Non sono certo misteriose le cause delle difficoltà del G20 - 19 nazioni più Unione europea e Unione africana, per il 85% del Pil mondiale e due terzi della popolazione - a partire dalle tensioni geopolitiche come quelle fra europei e Russia, fra Cina e Giappone, e le diverse strategie di G7 e Brics. Incertezze appesantite alla vigilia dallo scontro fra Usa e Sudafrica, con Donald Trump che ha boicottato l’edizione 2025 e il presidente africano Cyril Ramaphosa che si è rifiutato di fare il passaggio ufficiale di consegne agli Usa (potrebbe avvenire la settimana prossima lontano dai riflettori) con l’incaricato d’affari americano, il diplomatico di minor rango.

Nel 2026 toccherà infatti a Trump presiedere il G20, intende farlo a Miami e negli ambienti diplomatici si dice anche che punti solo sul summit dei leader, senza ministeriali. Intanto a Washington non è andata giù l’adozione di una dichiarazione non unanime al vertice di Johannesburg, annunciata in modo inedito all’inizio del summit. Per Ramaphosa è «un segnale importante al mondo: il multilateralismo può e sa portare risultati».

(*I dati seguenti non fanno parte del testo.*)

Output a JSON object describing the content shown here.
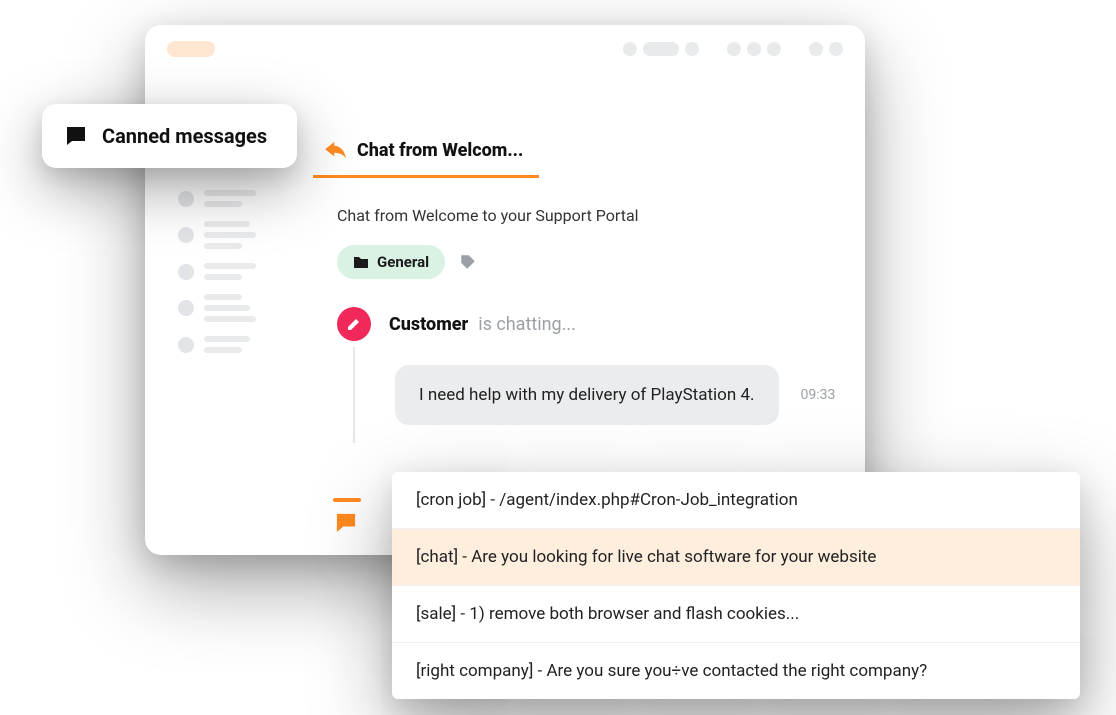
{
  "canned_label": "Canned messages",
  "tab": {
    "label": "Chat from Welcom..."
  },
  "chat": {
    "title": "Chat from Welcome to your Support Portal",
    "folder": "General",
    "sender_name": "Customer",
    "sender_status": "is chatting...",
    "message_text": "I need help with my delivery of PlayStation 4.",
    "message_time": "09:33"
  },
  "suggestions": [
    {
      "text": "[cron job] - /agent/index.php#Cron-Job_integration",
      "active": false
    },
    {
      "text": "[chat] - Are you looking for live chat software for your website",
      "active": true
    },
    {
      "text": "[sale] - 1) remove both browser and flash cookies...",
      "active": false
    },
    {
      "text": "[right company] - Are you sure you÷ve contacted the right company?",
      "active": false
    }
  ],
  "colors": {
    "accent": "#ff8a1f",
    "badge": "#f0295a",
    "chip_bg": "#d9f2e3",
    "suggest_active": "#fdeedd"
  }
}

Viene citato lo spirito di Ubuntu, «le nazioni non crescono floride nell’isolamento». In 30 pagine e 122 paragrafi, come spesso accade, abbondano le dichiarazioni di intenti (dalla lotta al traffico di migranti alla riforma del Consiglio di sicurezza Onu). E i toni sul clima sono stati ammorbiditi per le resistenze di Arabia Saudita e Russia, che ha condizionato anche il paragrafo sui conflitti, con l’impegno a lavorare secondo la Carta Onu «per una pace giusta, globale e duratura in Sudan, nella Repubblica Democratica del Congo, nei Territori Palestinesi Occupati, in Ucraina».

Nelle conclusioni i leader ribadiscono l’impegno per il funzionamento del G20 «nello spirito del multilateralismo, sulla base del consenso, con tutti i membri che partecipano su un piano di parità a tutti i suoi eventi, compresi i vertici, in conformità con gli obblighi internazionali». A Johannesburg è andata diversamente, a Miami si vedrà.